We have never seen that paragon of grace, the Scottish bluebell, in its glory till now. It is not to be judged in gardens, for it is not in its element there; but steal upon it in the glen and see how it goes to your heart. Truly I think the Scotch are the best lovers of flowers, make the most of them, and draw more from them than any other people do. This is a good sign, and may be adduced as another proof that the race has a tender, weak spot in the heart to relieve the hard level head with which the world credits them.
Whew! Thermometer 53° during the night, the coldest weather experienced during our journey. But how invigorating! Ten years knocked off from the age of every one of us since we got among the hills, excepting from that of several of the ladies, who could hardly spare so much and still be as charming.
We were stirring early this morning, in for a walk across the moors, with the glorious hills surrounding us. A grand walk it was too, and the echoes of the horn from the coach overtaking us came all too soon upon us. Looking back down the valley of Loch Ericht, we had the ideal Highland view—mountains everywhere fading into blue in the distance, green to their tops except when capped with snow, and bare, not a tree nor a shrub to break their baldness, and the lake lying peacefully among them at the foot of the vale. These towering masses
"Seem to stand to sentinel Enchanted Land."
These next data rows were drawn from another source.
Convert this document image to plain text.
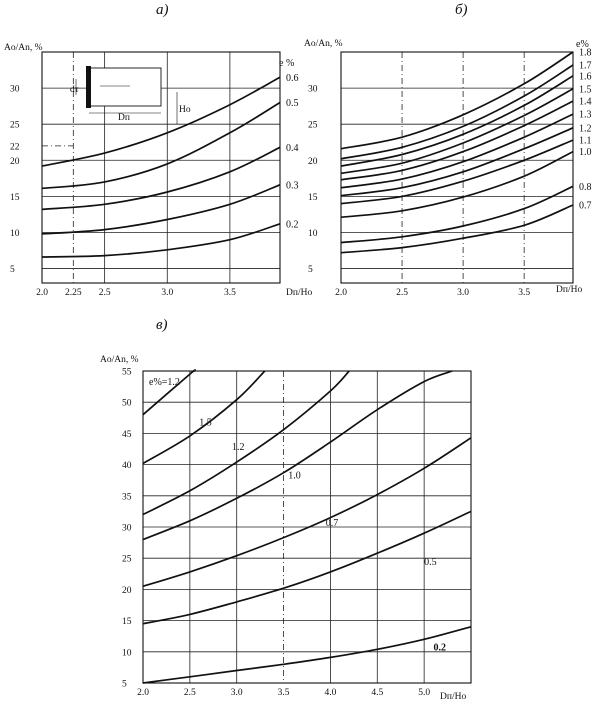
а)	б)
в)
Ao/An, %	Ao/An, %
Ao/An, %
Dп/Hо	Dп/Hо
Dп/Hо
e %
e%
e%=1.2
2.0 2.25 2.5	3.0	3.5
5
10
15
20
22
25
30
0.2
0.3
0.4
0.5
0.6
2.0	2.5	3.0	3.5
5
10
15
20
25
30
0.7
0.8
1.0
1.1
1.2
1.3
1.4
1.5
1.6
1.7
1.8
2.0	2.5	3.0	3.5	4.0	4.5	5.0
5
10
15
20
25
30
35
40
45
50
55
0.2
0.5
0.7
1.0
1.2
1.5
dт
Hо
Dп
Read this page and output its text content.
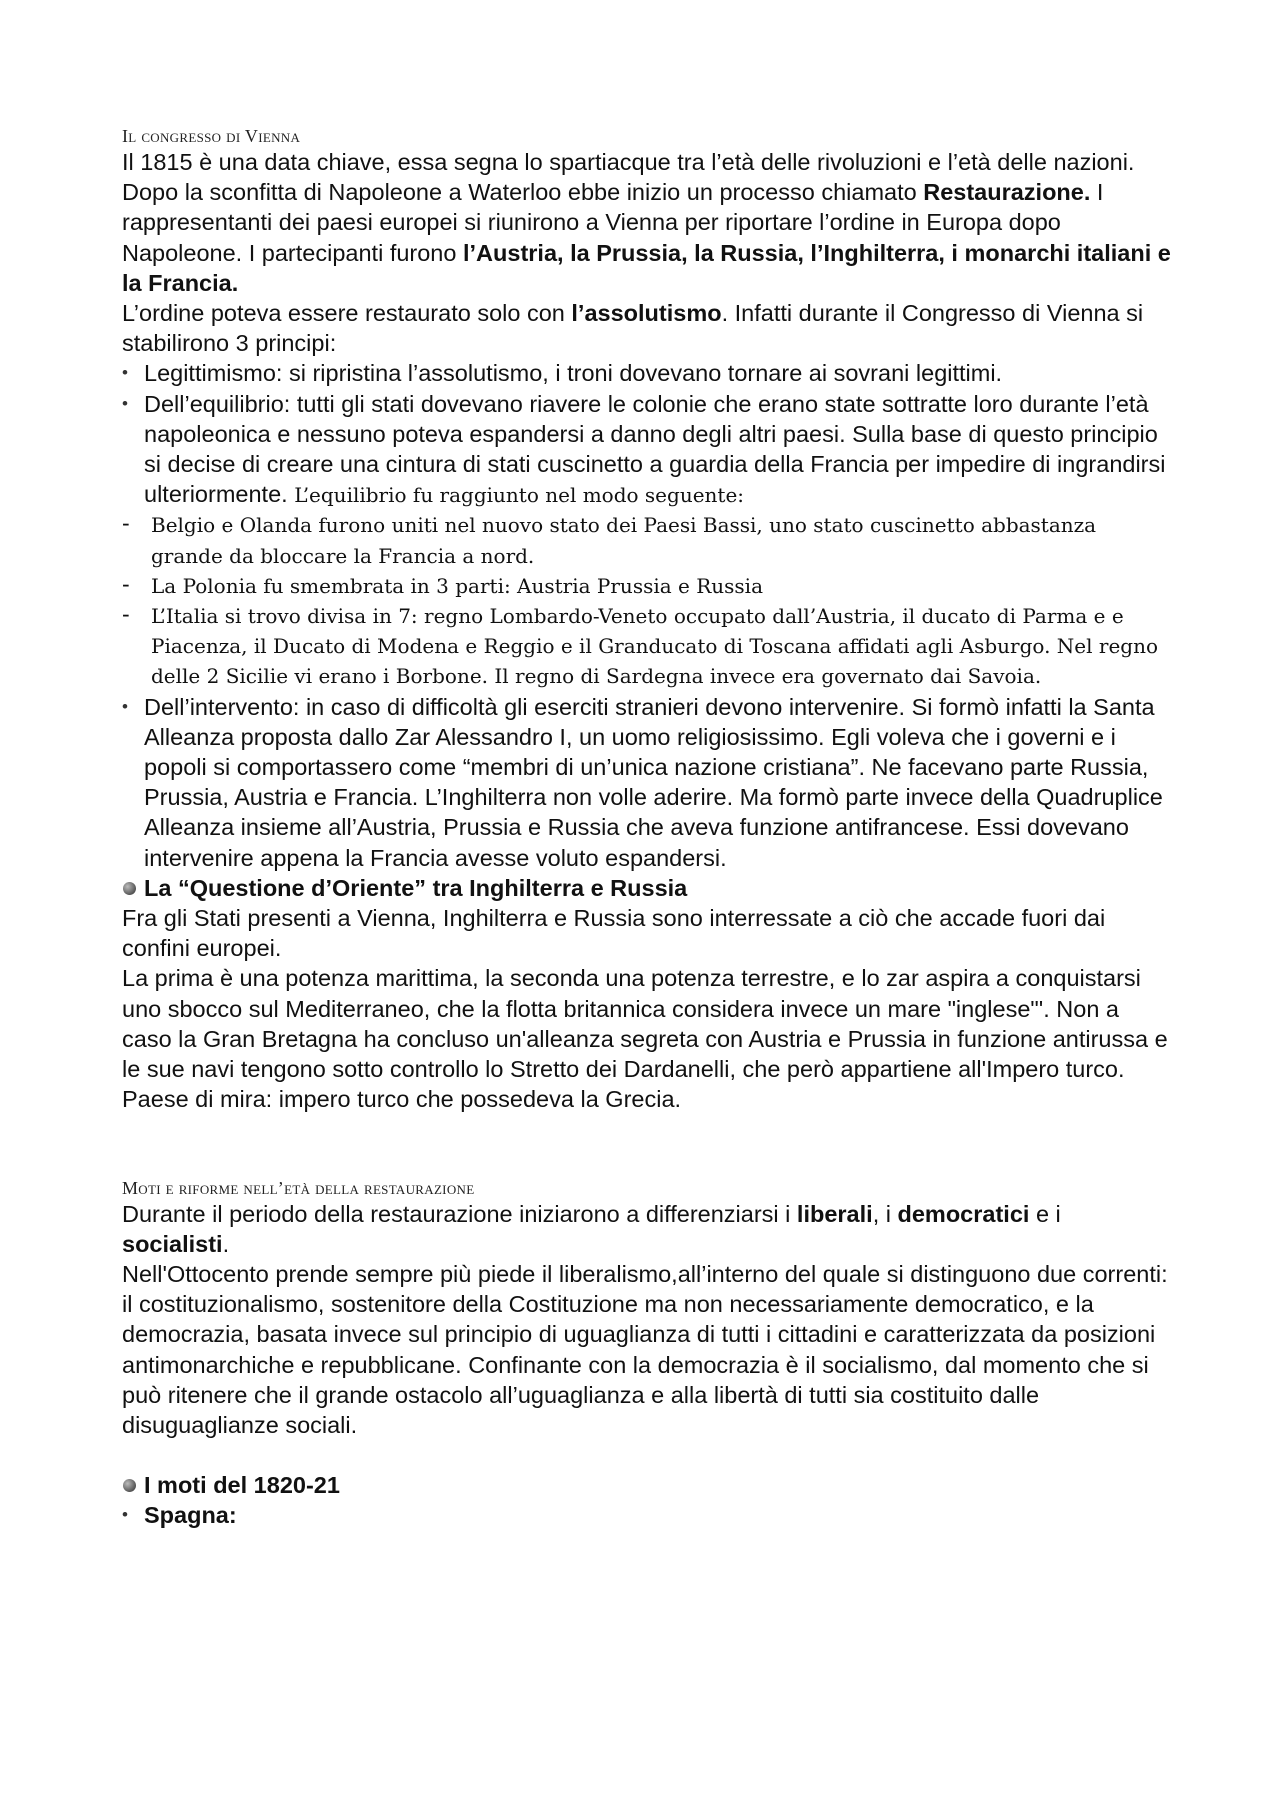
Il congresso di Vienna

Il 1815 è una data chiave, essa segna lo spartiacque tra l’età delle rivoluzioni e l’età delle nazioni.

Dopo la sconfitta di Napoleone a Waterloo ebbe inizio un processo chiamato Restaurazione. I rappresentanti dei paesi europei si riunirono a Vienna per riportare l’ordine in Europa dopo Napoleone. I partecipanti furono l’Austria, la Prussia, la Russia, l’Inghilterra, i monarchi italiani e la Francia.

L’ordine poteva essere restaurato solo con l’assolutismo. Infatti durante il Congresso di Vienna si stabilirono 3 principi:

• Legittimismo: si ripristina l’assolutismo, i troni dovevano tornare ai sovrani legittimi.
• Dell’equilibrio: tutti gli stati dovevano riavere le colonie che erano state sottratte loro durante l’età napoleonica e nessuno poteva espandersi a danno degli altri paesi. Sulla base di questo principio si decise di creare una cintura di stati cuscinetto a guardia della Francia per impedire di ingrandirsi ulteriormente. L’equilibrio fu raggiunto nel modo seguente:
- Belgio e Olanda furono uniti nel nuovo stato dei Paesi Bassi, uno stato cuscinetto abbastanza grande da bloccare la Francia a nord.
- La Polonia fu smembrata in 3 parti: Austria Prussia e Russia
- L’Italia si trovo divisa in 7: regno Lombardo-Veneto occupato dall’Austria, il ducato di Parma e e Piacenza, il Ducato di Modena e Reggio e il Granducato di Toscana affidati agli Asburgo. Nel regno delle 2 Sicilie vi erano i Borbone. Il regno di Sardegna invece era governato dai Savoia.
• Dell’intervento: in caso di difficoltà gli eserciti stranieri devono intervenire. Si formò infatti la Santa Alleanza proposta dallo Zar Alessandro I, un uomo religiosissimo. Egli voleva che i governi e i popoli si comportassero come “membri di un’unica nazione cristiana”. Ne facevano parte Russia, Prussia, Austria e Francia. L’Inghilterra non volle aderire. Ma formò parte invece della Quadruplice Alleanza insieme all’Austria, Prussia e Russia che aveva funzione antifrancese. Essi dovevano intervenire appena la Francia avesse voluto espandersi.
La “Questione d’Oriente” tra Inghilterra e Russia

Fra gli Stati presenti a Vienna, Inghilterra e Russia sono interressate a ciò che accade fuori dai confini europei.

La prima è una potenza marittima, la seconda una potenza terrestre, e lo zar aspira a conquistarsi uno sbocco sul Mediterraneo, che la flotta britannica considera invece un mare "inglese"'. Non a caso la Gran Bretagna ha concluso un'alleanza segreta con Austria e Prussia in funzione antirussa e le sue navi tengono sotto controllo lo Stretto dei Dardanelli, che però appartiene all'Impero turco.

Paese di mira: impero turco che possedeva la Grecia.

Moti e riforme nell’età della restaurazione

Durante il periodo della restaurazione iniziarono a differenziarsi i liberali, i democratici e i socialisti.

Nell'Ottocento prende sempre più piede il liberalismo,all’interno del quale si distinguono due correnti: il costituzionalismo, sostenitore della Costituzione ma non necessariamente democratico, e la democrazia, basata invece sul principio di uguaglianza di tutti i cittadini e caratterizzata da posizioni antimonarchiche e repubblicane. Confinante con la democrazia è il socialismo, dal momento che si può ritenere che il grande ostacolo all’uguaglianza e alla libertà di tutti sia costituito dalle disuguaglianze sociali.

I moti del 1820-21
• Spagna:
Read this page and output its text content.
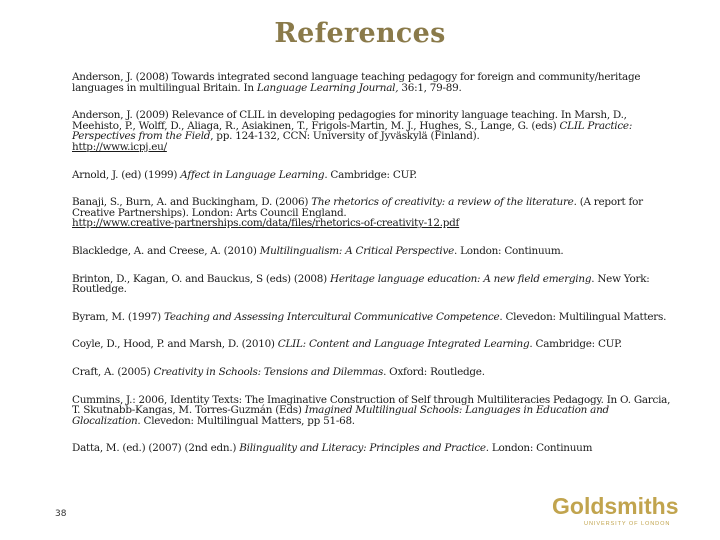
References

Anderson, J. (2008) Towards integrated second language teaching pedagogy for foreign and community/heritage languages in multilingual Britain. In Language Learning Journal, 36:1, 79-89.

Anderson, J. (2009) Relevance of CLIL in developing pedagogies for minority language teaching. In Marsh, D., Meehisto, P., Wolff, D., Aliaga, R., Asiakinen, T., Frigols-Martin, M. J., Hughes, S., Lange, G. (eds) CLIL Practice: Perspectives from the Field, pp. 124-132, CCN: University of Jyväskylä (Finland).
http://www.icpj.eu/

Arnold, J. (ed) (1999) Affect in Language Learning. Cambridge: CUP.

Banaji, S., Burn, A. and Buckingham, D. (2006) The rhetorics of creativity: a review of the literature. (A report for Creative Partnerships). London: Arts Council England.
http://www.creative-partnerships.com/data/files/rhetorics-of-creativity-12.pdf

Blackledge, A. and Creese, A. (2010) Multilingualism: A Critical Perspective. London: Continuum.

Brinton, D., Kagan, O. and Bauckus, S (eds) (2008) Heritage language education: A new field emerging. New York: Routledge.

Byram, M. (1997) Teaching and Assessing Intercultural Communicative Competence. Clevedon: Multilingual Matters.

Coyle, D., Hood, P. and Marsh, D. (2010) CLIL: Content and Language Integrated Learning. Cambridge: CUP.

Craft, A. (2005) Creativity in Schools: Tensions and Dilemmas. Oxford: Routledge.

Cummins, J.: 2006, Identity Texts: The Imaginative Construction of Self through Multiliteracies Pedagogy. In O. Garcia, T. Skutnabb-Kangas, M. Torres-Guzmán (Eds) Imagined Multilingual Schools: Languages in Education and Glocalization. Clevedon: Multilingual Matters, pp 51-68.

Datta, M. (ed.) (2007) (2nd edn.) Bilinguality and Literacy: Principles and Practice. London: Continuum

38	Goldsmiths
UNIVERSITY OF LONDON
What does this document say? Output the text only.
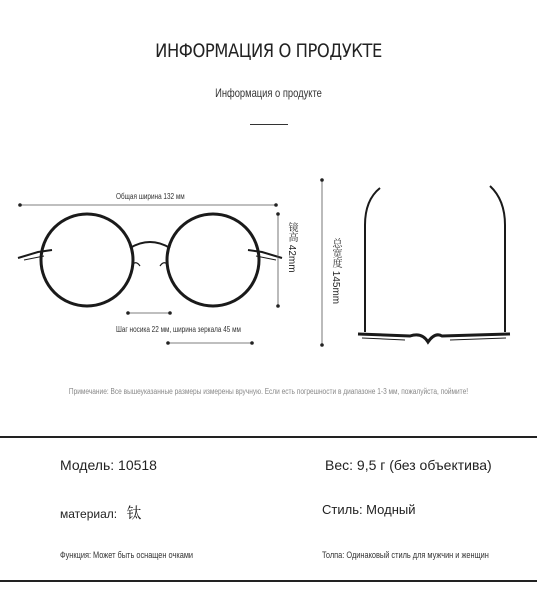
ИНФОРМАЦИЯ О ПРОДУКТЕ
Информация о продукте
Общая ширина 132 мм
镜高 42mm
Шаг носика 22 мм, ширина зеркала 45 мм
总宽度 145mm
Примечание: Все вышеуказанные размеры измерены вручную. Если есть погрешности в диапазоне 1-3 мм, пожалуйста, поймите!
Модель: 10518	Вес: 9,5 г (без объектива)
материал: 钛	Стиль: Модный
Функция: Может быть оснащен очками	Толпа: Одинаковый стиль для мужчин и женщин
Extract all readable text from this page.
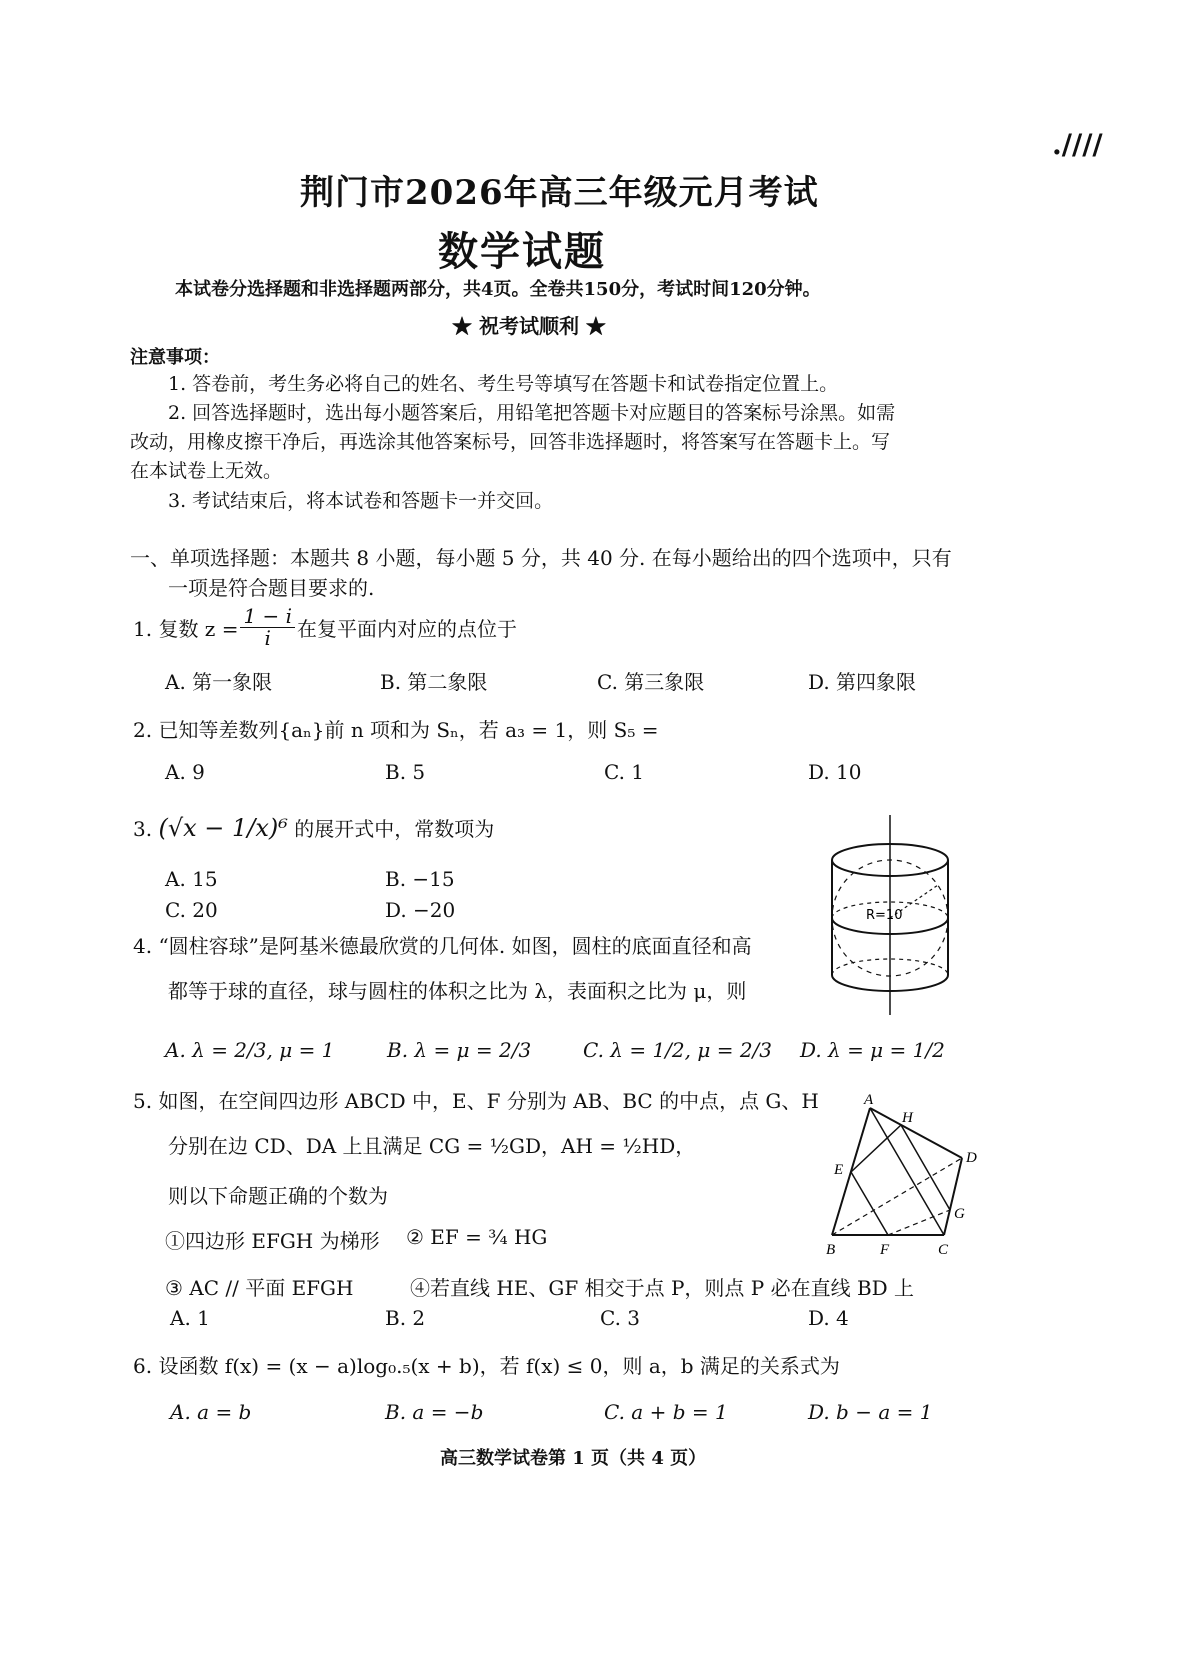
.////
荆门市2026年高三年级元月考试
数学试题
本试卷分选择题和非选择题两部分，共4页。全卷共150分，考试时间120分钟。
★ 祝考试顺利 ★
注意事项：
1. 答卷前，考生务必将自己的姓名、考生号等填写在答题卡和试卷指定位置上。
2. 回答选择题时，选出每小题答案后，用铅笔把答题卡对应题目的答案标号涂黑。如需
改动，用橡皮擦干净后，再选涂其他答案标号，回答非选择题时，将答案写在答题卡上。写
在本试卷上无效。
3. 考试结束后，将本试卷和答题卡一并交回。
一、单项选择题：本题共 8 小题，每小题 5 分，共 40 分. 在每小题给出的四个选项中，只有
一项是符合题目要求的.
1. 复数 $z = \frac{1 - i}{i}$ 在复平面内对应的点位于
A. 第一象限	B. 第二象限	C. 第三象限	D. 第四象限
2. 已知等差数列{aₙ}前 n 项和为 Sₙ，若 a₃ = 1，则 S₅ =
A. 9	B. 5	C. 1	D. 10
3. (√x − 1/x)⁶ 的展开式中，常数项为
A. 15	B. −15
C. 20	D. −20	R=10
4. “圆柱容球”是阿基米德最欣赏的几何体. 如图，圆柱的底面直径和高
都等于球的直径，球与圆柱的体积之比为 λ，表面积之比为 μ，则
A. λ = 2/3, μ = 1	B. λ = μ = 2/3	C. λ = 1/2, μ = 2/3 D. λ = μ = 1/2
A
H
D
E
G
B	F	C
5. 如图，在空间四边形 ABCD 中，E、F 分别为 AB、BC 的中点，点 G、H
分别在边 CD、DA 上且满足 CG = ½GD，AH = ½HD，
则以下命题正确的个数为
①四边形 EFGH 为梯形 ② EF = ¾ HG
③ AC // 平面 EFGH	④若直线 HE、GF 相交于点 P，则点 P 必在直线 BD 上
A. 1	B. 2	C. 3	D. 4
6. 设函数 f(x) = (x − a)log₀.₅(x + b)，若 f(x) ≤ 0，则 a，b 满足的关系式为
A. a = b	B. a = −b	C. a + b = 1	D. b − a = 1
高三数学试卷第 1 页（共 4 页）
I am at a loss for any scenery elsewhere with which to compare that of the Highlands. The bluish tinge above, the rich purple tint below, the thick and thin marled, cloudy sky with its small rifts of clear blue, through which alone the sun glints to relieve the dark shadows by narrow dazzling lights—these give this scenery a weird and solemn grandeur unknown elsewhere; at least I have seen nothing like it. During my strolls at night amid such scenes, I have always felt nearer to the awful mysteries than ever before. The glowering bare masses of mountain, the deep still lake sleeping among them, the sough of the wind through the glen, not one trace of man to be seen, no wonder it makes one eerie, and you feel as if
"Nature had made a pause,
An awful pause, prophetic of its end."
Memory must have much to do with this eerie feeling upon such occasions, I take it, for every scrap of Scottish poetry and song bearing upon the Highlands comes rushing back to me. There are whispering sounds in the glen:
"Shades of the dead, have I not heard your voices
Rise on the night-rolling breath of the gale?